ITF: Você comentou que bots com IA já são capazes de resolver até 80% dos atendimentos, mas espera chegar a 100% de resolutividade. Quais são os próximos passos?

TE: Estamos investindo muito tempo em nossa plataforma para combinar bots com agentes humano. Esperamos que as interações aumentem cerca de cinco vezes nos próximos três a cinco anos. Isso acontece porque, à medida que as interações se tornam menos complicadas, os consumidores tendem a interagir mais. Por exemplo, quando queria verificar o saldo bancário antigamente, precisava ir fisicamente ao banco. Depois, isso evoluiu para chamadas de voz, e agora faço isso online com muito mais frequência.

Esse tipo de mudança, do físico para o digital, tende a aumentar o número de interações. Com isso, precisamos estar preparados para uma explosão no volume de interações, e é essencial ter uma plataforma bem integrada entre IA e agentes humanos. Humanos cometem erros, e bots também podem cometer erros – é o que chamamos de “alucinações” da IA.

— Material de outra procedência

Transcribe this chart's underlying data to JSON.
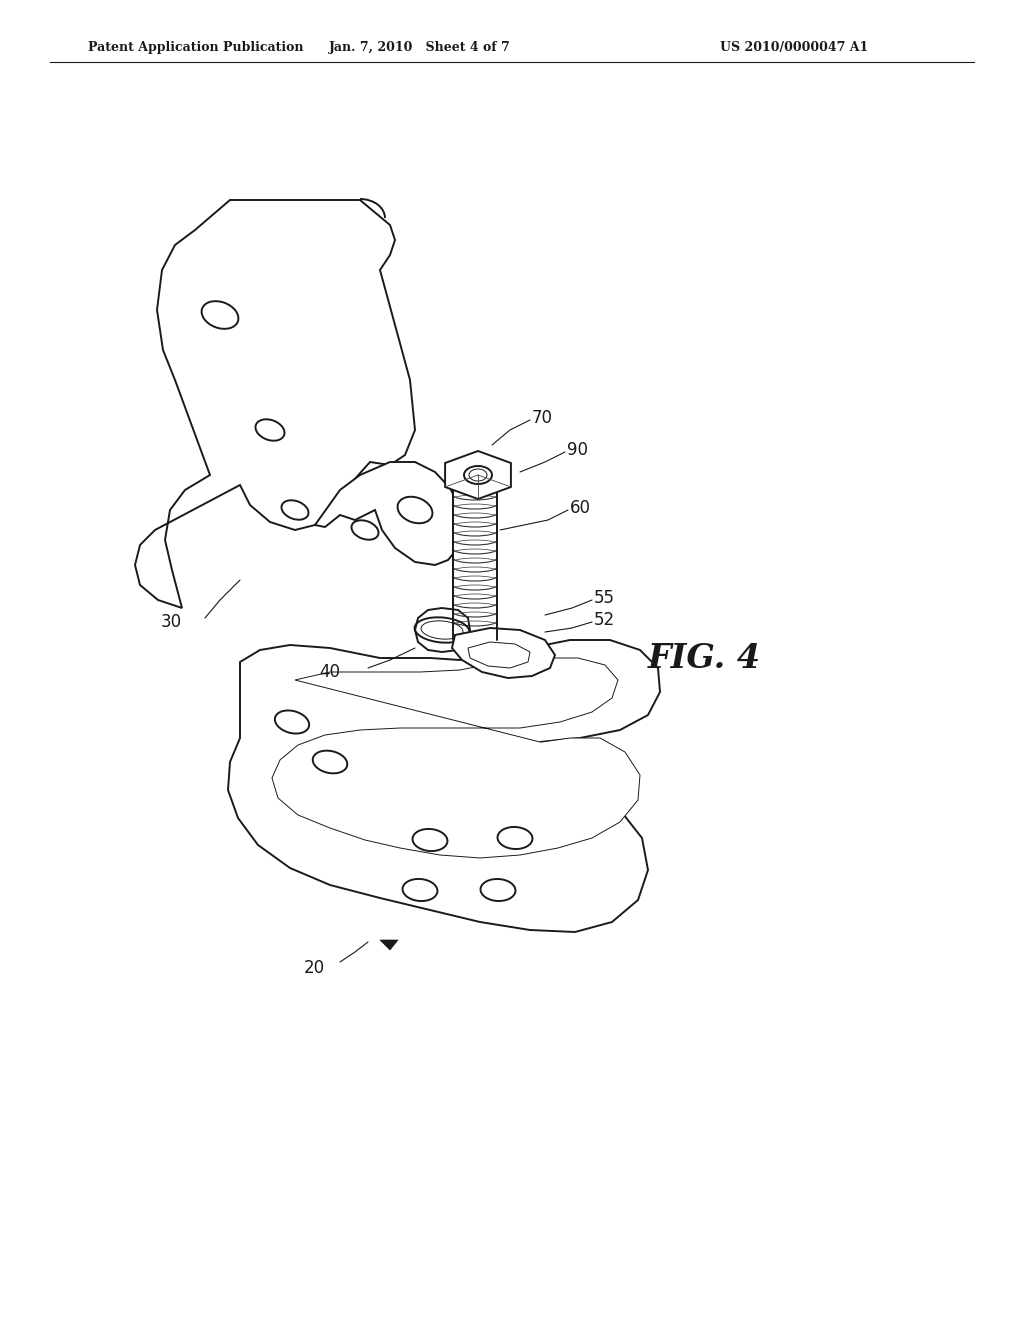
{
  "bg_color": "#ffffff",
  "line_color": "#1a1a1a",
  "header_left": "Patent Application Publication",
  "header_mid": "Jan. 7, 2010   Sheet 4 of 7",
  "header_right": "US 2010/0000047 A1",
  "fig_label": "FIG. 4",
  "label_fs": 12,
  "header_fs": 9,
  "fig_fs": 24,
  "lw_main": 1.4,
  "lw_thin": 0.7,
  "lw_ref": 0.8
}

Queremos uma plataforma que permita treinar mutuamente humanos e IA. Por isso, adquirimos a empresa Klaus, de Tallinn, na Estônia. Eles analisam e pontuam cada interação de IA e de humanos, ajudando a entender em que casos um humano é mais eficaz e em quais a IA faz um trabalho melhor. Por exemplo, às vezes a IA responde melhor tecnicamente, mas os clientes ficam mais satisfeitos com a empatia de um humano.

Então, queremos transferir esse conhecimento para que os humanos melhorem suas respostas e a IA melhore em áreas como empatia. Precisamos melhorar essa interação rapidamente porque, como mencionei, esperamos que o volume de interações aumente cinco vezes nos próximos três a cinco anos.